Friedchicken9
Dec 17, 2011, 07:23 AM
I feel pathetic. I really do.
Every question that I have posted on this great site has all been about this one girl that I dated for a few weeks a few months ago.
It is just that I have never dated a girl that was so downright abusive to me. It started great despite the warning that she gave me that she had emotional baggage and trust issues. Then a week later she becomes vain and mean towards me. She would say that I was ugly while boosting that she was beautiful. She would tell me that she was flirting with men. She would tell me that she was dancing and giving men her number. My hobby is acting and all I heard was, "Your headshots are ugly or you suck." I didn't understand why because I treated with respect and tried hard to make it work. I just don't know how a person who supposedly cared about you would treat you like this... I kept thinking that I wasn't good enough throughout my experience dating her. I ended it quick. Even though she lingered on, I even stopped that... And ended all communication with her.
I did everything possible to remove her away from me but still the pain still lingers on. It has been 5 months... And I still think I am not good enough. My confidence has been shot. When I act, I think about her words that I suck. Even though I don't think I am bad-looking, I think about her words when I am brushing my teeth looking at the mirror. I feel like I can't get anyone anymore because I got to compare them to her. Nothing I do is good enough anymore to me. I almost have this impossible standard to reach.
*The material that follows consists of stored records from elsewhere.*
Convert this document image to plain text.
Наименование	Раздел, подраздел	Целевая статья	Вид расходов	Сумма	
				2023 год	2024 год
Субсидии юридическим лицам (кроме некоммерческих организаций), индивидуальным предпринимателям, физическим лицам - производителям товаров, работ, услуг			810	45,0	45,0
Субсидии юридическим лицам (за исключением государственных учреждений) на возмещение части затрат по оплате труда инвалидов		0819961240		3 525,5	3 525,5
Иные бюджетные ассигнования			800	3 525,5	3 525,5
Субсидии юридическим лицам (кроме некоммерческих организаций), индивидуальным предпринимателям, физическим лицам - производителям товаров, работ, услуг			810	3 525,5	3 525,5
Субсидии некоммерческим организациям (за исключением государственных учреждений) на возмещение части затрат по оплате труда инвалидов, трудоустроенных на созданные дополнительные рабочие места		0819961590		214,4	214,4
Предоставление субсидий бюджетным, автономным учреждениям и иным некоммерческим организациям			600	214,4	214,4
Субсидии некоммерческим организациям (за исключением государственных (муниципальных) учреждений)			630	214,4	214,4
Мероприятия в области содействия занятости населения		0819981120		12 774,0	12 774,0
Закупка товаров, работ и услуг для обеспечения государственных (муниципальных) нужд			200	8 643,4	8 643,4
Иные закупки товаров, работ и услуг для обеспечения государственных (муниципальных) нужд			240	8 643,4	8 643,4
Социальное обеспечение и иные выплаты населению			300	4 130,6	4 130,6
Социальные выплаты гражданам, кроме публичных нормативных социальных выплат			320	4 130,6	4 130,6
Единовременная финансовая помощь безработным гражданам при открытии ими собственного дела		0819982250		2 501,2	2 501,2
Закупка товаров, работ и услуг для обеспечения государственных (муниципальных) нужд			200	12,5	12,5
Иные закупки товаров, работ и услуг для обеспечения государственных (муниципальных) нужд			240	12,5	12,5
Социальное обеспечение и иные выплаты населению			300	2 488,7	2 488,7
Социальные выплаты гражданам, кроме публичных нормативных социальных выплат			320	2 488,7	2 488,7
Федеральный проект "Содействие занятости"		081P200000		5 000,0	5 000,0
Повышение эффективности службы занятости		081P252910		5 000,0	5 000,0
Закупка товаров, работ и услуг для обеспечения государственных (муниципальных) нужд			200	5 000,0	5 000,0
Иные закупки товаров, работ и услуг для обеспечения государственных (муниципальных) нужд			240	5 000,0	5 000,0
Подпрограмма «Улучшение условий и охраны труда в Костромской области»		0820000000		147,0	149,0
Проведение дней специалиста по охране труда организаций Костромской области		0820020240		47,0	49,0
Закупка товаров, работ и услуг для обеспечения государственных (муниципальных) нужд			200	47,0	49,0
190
I am backpacking in a different continent for six months (3 more to go!)... I can't seem to fully enjoy it because I keep thinking how I could 1 up her... Or thinking about how maybe the man she might be dating with is ten times better than me or thinking maybe she treated me this badly because I was really not good enough for her or thinking about the things she may tell people.
This is just ridiculous on my part. I am an actor. You would think that rejection would be natural to me. But, I guess I open myself up too fast to people. That is where I can get hurt. I am afraid. First, that I would never get over this: this unhealthy level of achieving perfection and nick-picking everything that is wrong with me. This constant thought that I have to 1 up her. Secondly, I am afraid that I may never be my caring self to someone else I care about because I may be too scared to open myself up again. I try to be a nice and caring guy to the girls that I like but I don't want to ever feel like this ever again. And, I am scared. Really scared that this may happen again.
I don't know what to do... Should I seek help? Holy hell. What did I get myself into? This is why good guys become son of *****es. I understand now.
Every question that I have posted on this great site has all been about this one girl that I dated for a few weeks a few months ago.
It is just that I have never dated a girl that was so downright abusive to me. It started great despite the warning that she gave me that she had emotional baggage and trust issues. Then a week later she becomes vain and mean towards me. She would say that I was ugly while boosting that she was beautiful. She would tell me that she was flirting with men. She would tell me that she was dancing and giving men her number. My hobby is acting and all I heard was, "Your headshots are ugly or you suck." I didn't understand why because I treated with respect and tried hard to make it work. I just don't know how a person who supposedly cared about you would treat you like this... I kept thinking that I wasn't good enough throughout my experience dating her. I ended it quick. Even though she lingered on, I even stopped that... And ended all communication with her.
I did everything possible to remove her away from me but still the pain still lingers on. It has been 5 months... And I still think I am not good enough. My confidence has been shot. When I act, I think about her words that I suck. Even though I don't think I am bad-looking, I think about her words when I am brushing my teeth looking at the mirror. I feel like I can't get anyone anymore because I got to compare them to her. Nothing I do is good enough anymore to me. I almost have this impossible standard to reach. I am backpacking in a different continent for six months (3 more to go!)... I can't seem to fully enjoy it because I keep thinking how I could 1 up her... Or thinking about how maybe the man she might be dating with is ten times better than me or thinking maybe she treated me this badly because I was really not good enough for her or thinking about the things she may tell people.
This is just ridiculous on my part. I am an actor. You would think that rejection would be natural to me. But, I guess I open myself up too fast to people. That is where I can get hurt. I am afraid. First, that I would never get over this: this unhealthy level of achieving perfection and nick-picking everything that is wrong with me. This constant thought that I have to 1 up her. Secondly, I am afraid that I may never be my caring self to someone else I care about because I may be too scared to open myself up again. I try to be a nice and caring guy to the girls that I like but I don't want to ever feel like this ever again. And, I am scared. Really scared that this may happen again.
I don't know what to do... Should I seek help? Holy hell. What did I get myself into? This is why good guys become son of *****es. I understand now.